Palladium was isolated in 1803 by the chemist William Hyde Wollaston. In 1804 it was named after the asteroid Pallas, which was discovered in 1802. Palladium is a noble, durable, malleable and ductile metal, electrically and thermally medium conductive. Palladium occurs especially pure, even though it always occurs mixed with other precious metal. Palladium dissolves in aqua regia as well as in concentrated nitric acid. Palladium is malleable and it’s colored white.
Extraction of palladium
Palladium is mined primarily in Siberia, Russia. More than half of the world production of palladium comes from Russia. Next greater miner is Canada, where palladium appears in small percentage during extraction of nickel and copper.
The use of palladium
Palladium is mainly used in the production of industrial catalysts and as a part of alloys for dental and jewelry application.
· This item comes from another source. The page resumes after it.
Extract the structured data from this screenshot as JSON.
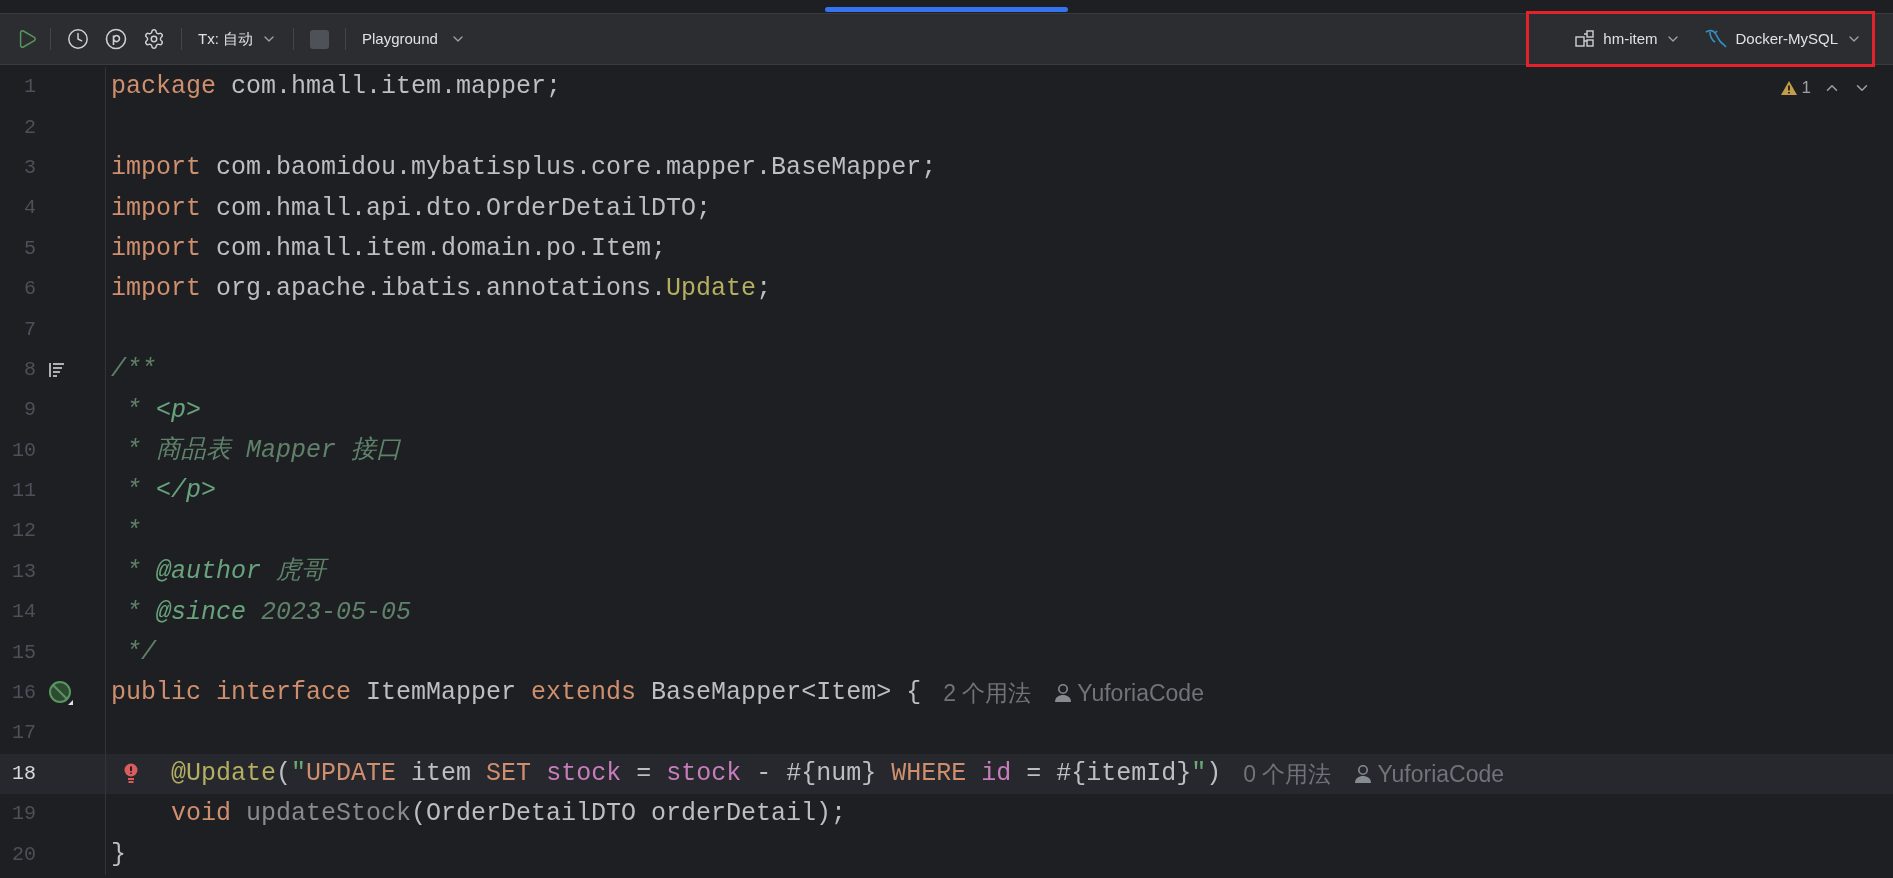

Palladium is also used as a part of alloys for the manufacture of jewelry, especially for so called white gold. The largest use found for palladium is in the chemical industry, where it is used in various forms as a very efficient catalyst for organic syntheses. Palladium is together with platinum used in car’s catalysts, too. It’s needed there to liquidate undesirable substances, such as unburned hydrocarbons and carbon monoxide from the exhaust gases.
Palladium is also trade as an investment metal, like gold, silver or platinum.
The first coins of palladium were minted in Russia after the First World War, but they weren’t successful at all. However those coins are very prized nowadays.